We’d been consciously avoiding the collapse area. However, heading to and from midday Mass yesterday, we walked by it – visible from a corner on a cross street. (Police have cordoned off the roads around it and vehicles are banned.) People died in that rubble, so I hesitated to take a photograph, but decided on the way back to snap only a single one from that corner – at a respectful distance:
A much-seen video taken in the immediate aftermath of the collapse was shot to the left, across the street, from where I was standing above:
The BBC reported on Saturday that so far six are confirmed killed – four women and two men. (Two Spaniards, two Italians, a Moroccan and a Finn; the BBC did not break down the dead by sex and nationality.) Three others were injured. One person is unaccounted for. The cause is under investigation.

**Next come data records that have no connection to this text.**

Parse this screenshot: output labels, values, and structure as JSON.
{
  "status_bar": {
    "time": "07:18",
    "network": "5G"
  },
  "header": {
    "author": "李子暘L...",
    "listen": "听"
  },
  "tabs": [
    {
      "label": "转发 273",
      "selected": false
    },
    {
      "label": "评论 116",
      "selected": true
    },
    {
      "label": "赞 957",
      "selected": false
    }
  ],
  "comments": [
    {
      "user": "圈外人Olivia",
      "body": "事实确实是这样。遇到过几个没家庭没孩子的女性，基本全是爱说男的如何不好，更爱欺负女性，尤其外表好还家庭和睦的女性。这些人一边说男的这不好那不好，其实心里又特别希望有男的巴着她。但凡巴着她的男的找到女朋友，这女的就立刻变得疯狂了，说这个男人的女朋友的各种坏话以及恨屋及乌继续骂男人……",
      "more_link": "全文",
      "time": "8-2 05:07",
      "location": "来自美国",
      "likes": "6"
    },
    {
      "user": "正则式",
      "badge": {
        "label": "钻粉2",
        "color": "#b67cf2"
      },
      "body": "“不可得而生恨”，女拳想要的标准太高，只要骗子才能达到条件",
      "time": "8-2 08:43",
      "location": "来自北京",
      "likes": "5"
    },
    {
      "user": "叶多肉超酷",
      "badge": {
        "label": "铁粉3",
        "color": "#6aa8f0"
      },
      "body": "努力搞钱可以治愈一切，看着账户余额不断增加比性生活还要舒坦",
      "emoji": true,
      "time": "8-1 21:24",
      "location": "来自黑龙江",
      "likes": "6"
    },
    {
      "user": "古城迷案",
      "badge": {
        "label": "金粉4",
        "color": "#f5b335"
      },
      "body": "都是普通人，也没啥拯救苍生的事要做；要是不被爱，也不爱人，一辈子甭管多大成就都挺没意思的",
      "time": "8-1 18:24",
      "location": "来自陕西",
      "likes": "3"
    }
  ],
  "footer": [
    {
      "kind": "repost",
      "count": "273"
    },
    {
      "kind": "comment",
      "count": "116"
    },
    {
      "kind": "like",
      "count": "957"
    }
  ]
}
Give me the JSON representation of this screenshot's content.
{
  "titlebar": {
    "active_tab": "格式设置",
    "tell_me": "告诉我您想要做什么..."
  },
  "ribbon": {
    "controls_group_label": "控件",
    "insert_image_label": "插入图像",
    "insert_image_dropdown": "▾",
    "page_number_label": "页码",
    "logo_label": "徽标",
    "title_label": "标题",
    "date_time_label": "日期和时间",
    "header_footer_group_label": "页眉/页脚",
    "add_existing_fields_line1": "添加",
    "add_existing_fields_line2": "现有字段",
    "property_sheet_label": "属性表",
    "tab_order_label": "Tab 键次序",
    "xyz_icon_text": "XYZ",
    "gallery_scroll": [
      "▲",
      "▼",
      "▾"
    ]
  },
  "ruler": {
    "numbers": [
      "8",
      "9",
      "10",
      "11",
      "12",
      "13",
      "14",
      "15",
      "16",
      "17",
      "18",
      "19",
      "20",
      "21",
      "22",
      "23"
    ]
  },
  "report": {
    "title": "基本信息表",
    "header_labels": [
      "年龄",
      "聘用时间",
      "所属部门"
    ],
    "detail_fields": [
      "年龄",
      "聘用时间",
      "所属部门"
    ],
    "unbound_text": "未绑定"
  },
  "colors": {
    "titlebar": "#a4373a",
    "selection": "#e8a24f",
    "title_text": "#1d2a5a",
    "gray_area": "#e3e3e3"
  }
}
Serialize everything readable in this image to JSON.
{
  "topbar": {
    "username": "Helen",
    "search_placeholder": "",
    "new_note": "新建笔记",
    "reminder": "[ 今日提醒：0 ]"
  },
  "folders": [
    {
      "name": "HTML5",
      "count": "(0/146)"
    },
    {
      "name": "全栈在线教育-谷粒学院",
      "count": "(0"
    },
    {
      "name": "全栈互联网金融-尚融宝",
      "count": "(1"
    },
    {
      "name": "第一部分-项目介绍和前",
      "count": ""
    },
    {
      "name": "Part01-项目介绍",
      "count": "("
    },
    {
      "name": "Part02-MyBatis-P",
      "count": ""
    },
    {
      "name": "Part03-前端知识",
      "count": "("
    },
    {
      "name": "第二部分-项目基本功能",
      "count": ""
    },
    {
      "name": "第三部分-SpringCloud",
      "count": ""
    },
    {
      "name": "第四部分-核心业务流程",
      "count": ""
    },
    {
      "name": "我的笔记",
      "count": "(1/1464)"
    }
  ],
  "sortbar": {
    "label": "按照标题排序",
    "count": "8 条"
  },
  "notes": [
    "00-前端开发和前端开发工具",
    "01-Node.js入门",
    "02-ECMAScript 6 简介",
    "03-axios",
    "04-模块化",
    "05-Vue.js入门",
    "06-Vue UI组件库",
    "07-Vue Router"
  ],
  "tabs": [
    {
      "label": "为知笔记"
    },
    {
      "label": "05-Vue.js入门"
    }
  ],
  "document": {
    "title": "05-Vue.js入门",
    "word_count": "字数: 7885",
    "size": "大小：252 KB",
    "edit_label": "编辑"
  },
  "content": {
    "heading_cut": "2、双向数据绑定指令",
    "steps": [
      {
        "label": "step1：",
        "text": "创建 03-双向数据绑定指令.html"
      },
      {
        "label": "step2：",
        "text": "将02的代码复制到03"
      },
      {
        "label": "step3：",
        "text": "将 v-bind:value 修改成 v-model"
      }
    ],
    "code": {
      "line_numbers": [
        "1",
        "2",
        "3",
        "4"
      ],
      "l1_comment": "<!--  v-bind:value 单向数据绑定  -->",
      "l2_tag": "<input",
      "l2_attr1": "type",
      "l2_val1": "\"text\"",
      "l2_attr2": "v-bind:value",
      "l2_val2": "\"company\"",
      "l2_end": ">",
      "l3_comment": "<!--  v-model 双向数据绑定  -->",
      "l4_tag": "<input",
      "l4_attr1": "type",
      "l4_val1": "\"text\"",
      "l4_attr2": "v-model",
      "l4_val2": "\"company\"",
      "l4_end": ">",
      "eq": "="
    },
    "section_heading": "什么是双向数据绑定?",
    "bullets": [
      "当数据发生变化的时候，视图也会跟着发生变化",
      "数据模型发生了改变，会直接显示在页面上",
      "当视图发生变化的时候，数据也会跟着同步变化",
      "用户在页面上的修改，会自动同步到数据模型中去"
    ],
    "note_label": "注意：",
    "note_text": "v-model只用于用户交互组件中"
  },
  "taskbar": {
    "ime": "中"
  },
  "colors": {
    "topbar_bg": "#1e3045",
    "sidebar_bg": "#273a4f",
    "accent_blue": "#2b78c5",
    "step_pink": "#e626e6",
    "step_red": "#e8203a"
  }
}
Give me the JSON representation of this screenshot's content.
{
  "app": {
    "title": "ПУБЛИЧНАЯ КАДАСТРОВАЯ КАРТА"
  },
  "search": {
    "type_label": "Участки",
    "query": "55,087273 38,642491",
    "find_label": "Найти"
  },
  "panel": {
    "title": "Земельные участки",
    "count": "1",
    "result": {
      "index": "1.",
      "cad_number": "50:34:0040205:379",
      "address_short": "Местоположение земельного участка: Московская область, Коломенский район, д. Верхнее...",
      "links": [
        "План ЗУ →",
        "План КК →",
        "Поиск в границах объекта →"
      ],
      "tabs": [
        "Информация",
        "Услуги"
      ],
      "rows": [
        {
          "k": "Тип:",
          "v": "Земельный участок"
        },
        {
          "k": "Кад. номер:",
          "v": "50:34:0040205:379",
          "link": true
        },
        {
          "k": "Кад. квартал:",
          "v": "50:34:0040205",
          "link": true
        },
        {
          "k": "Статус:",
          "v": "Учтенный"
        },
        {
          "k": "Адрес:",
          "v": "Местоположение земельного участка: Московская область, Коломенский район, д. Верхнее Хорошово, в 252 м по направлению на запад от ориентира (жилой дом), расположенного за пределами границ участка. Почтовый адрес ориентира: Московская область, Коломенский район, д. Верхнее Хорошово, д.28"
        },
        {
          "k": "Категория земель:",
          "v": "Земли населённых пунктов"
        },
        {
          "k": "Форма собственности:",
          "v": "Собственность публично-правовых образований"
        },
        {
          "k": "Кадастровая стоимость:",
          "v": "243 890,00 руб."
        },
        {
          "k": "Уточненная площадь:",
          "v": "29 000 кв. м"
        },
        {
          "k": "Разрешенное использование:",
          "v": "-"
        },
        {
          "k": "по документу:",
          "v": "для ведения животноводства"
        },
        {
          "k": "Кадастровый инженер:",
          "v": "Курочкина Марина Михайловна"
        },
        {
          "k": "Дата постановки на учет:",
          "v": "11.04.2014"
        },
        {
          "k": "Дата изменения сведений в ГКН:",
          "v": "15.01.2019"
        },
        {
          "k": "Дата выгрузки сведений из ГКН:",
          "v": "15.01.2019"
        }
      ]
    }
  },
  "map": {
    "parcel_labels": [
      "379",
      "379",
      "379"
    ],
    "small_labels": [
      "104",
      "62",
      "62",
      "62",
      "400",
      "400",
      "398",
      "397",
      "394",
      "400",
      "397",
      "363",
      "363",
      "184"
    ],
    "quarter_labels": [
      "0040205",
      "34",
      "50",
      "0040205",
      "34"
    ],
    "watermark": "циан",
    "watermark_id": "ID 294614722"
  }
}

We’d chosen that Sunday Mass this weekend out of curiosity: it is an English-speaking one. We had avoided it previously; all of the Masses we’d been to thus far here had been in Spanish. Being in Spain, we simply wanted to attend Masses in Spanish.
After we walked up the hill and meandered around the corner, we noticed A LOT of people milling around in the square outside of the church, and many were seriously dressed up. The Spanish are usually well-attired for Mass to begin with, but for some this bordered on fashion magazine photo shoot. There were way too many people too, we thought also, for a regular Mass, let alone an English language one in a Spanish town (albeit an internationally “diverse” one). Then we spotted several pre-teen children together in similar dresses and suits.
Suddenly, it hit us. It’s April. We had wandered into a First Communion for about a dozen children.
We weren’t too thrilled about that initially. The church was packed and became increasingly warm inside. We also figured the English service surely had been scrapped in favor of the Communion.
But as the Mass progressed, English was used often. The First Communion itself was entirely in Spanish; but otherwise the two priests – the Spanish parish priest we’d seen every weekend, and an Irish priest we hadn’t seen before – pretty much took turns with the larger Mass. The readings were divided by language, too: one was read in Spanish, one in English. The Hail Mary – which is said in Masses in England, but not in Europe or America – was offered in English, begun by the Spanish priest speaking in English. And despite us English speakers obviously being a decided minority of the congregation, a couple of the hymns were even sung in English.
All told, it was marvelous and moving. If you’re a Roman Catholic, and you’re “old” now like me, you tend to forget your First Communion. When you see one again, you’re taken back….
We were glad we’d been there for it. It’s not the sort of thing you encounter every day when you’re traveling. It was wonderful to see the proud parents and there’s little that’s more adorable in life than a bunch of happy nine year olds.
A life-affirming, joyful gathering held not far away from a life-ending horror days earlier. Such is the way of the world, of course. Living must go on.
Have a good Monday, wherever you are.